Joel Vernet, L’oubli est une tâche dans le ciel, Fata morgana, 2020, p 58

A l’orée d’un champ

Je n’ai même plus besoin d’y penser, je me surprends désormais à tourner la tête sans même être conscient que j’amorce la grande descente près de laquelle elle repose. Elle gît ici depuis près de deux ans, je crois, à l’orée d’un champ toujours cultivé.
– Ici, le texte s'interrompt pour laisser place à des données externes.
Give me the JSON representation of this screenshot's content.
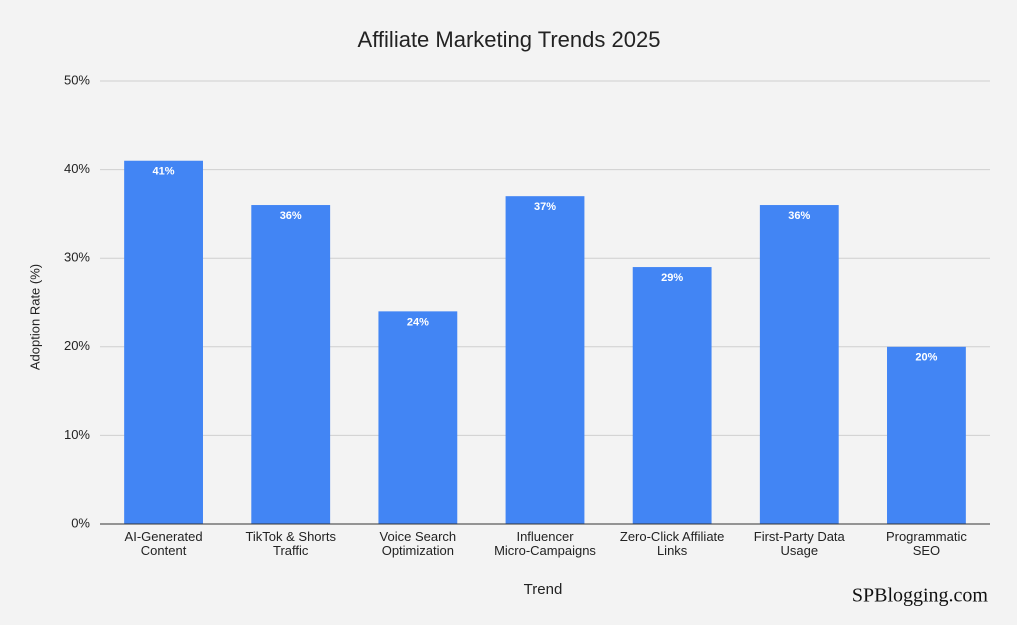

On pourrait même, de loin, penser qu’elle va reprendre du service. Mais il y a des indices : les trainées noires sur la toiture, la couleur délavée de la carrosserie (dont les inscriptions ont fini par tomber). Au pied de l’engin, les genêts viennent discrètement se tapir entre les grilles. Le végétal sait qu’il ne risque désormais plus rien.

La baraque

Les chats sommeillant au pied de carcasses ont cette fois-ci quitté les lieux. Les portières commencent à tomber. Personne n’est visiblement revenu dans la maison aujourd’hui ceinturée de ronces. S’agit-il du temps qui fait là seul son œuvre ? Du temps qui fait plier les planchers, entrouvre les portes des armoires bancales, éparpille papiers et vêtements au sol ?

Il y a toujours cette présence, la présence des gens absents. Ce n’est pas du vide, non. Le vide, c’est le néant. Mais ce vide là, dans cette maison oubliée, dans cet alignement de véhicules, est un vide plein, saturé même. Je ne suis pas seul, je ne suis jamais seul dans les maisons en ruine.

Le statut du réel

Je pense chaque fois à Pierre Bergounioux en captant ces scènes des hauteurs corréziennes. Ici plus qu’ailleurs « le grand passé » rôde dans les forêts de douglas, aux abords des gares et des maisons de granite. J’aime (j’ai besoin de) l’idée que subsiste au cœur de nos vies un « quatrième temps », que demeure une géographie où le présent n’a jamais gagné la partie, où le décor prend des allures de science fiction. Le fantastique est là. Non pas un pittoresque pour amuser la galerie, ou pour nourrir une quelconque nostalgie. Mais un fantastique qui interroge le statut même du réel.

Réalité sensible

On peut prétendre ausculter la réalité d’un territoire à partir d’un bureau, en croisant des données statistiques. Je préfère arpenter les routes du pays massatois où une réalité plus sensible et plus palpable se dessine. Des véhicules sommeillent dans les bas-côtés, à l’entrée de chemins plus ou moins oubliés, derrière des rideaux d’arbres. Des carcasses abandonnées, disent tant de ce monde, de qui l’habite et l’a habité.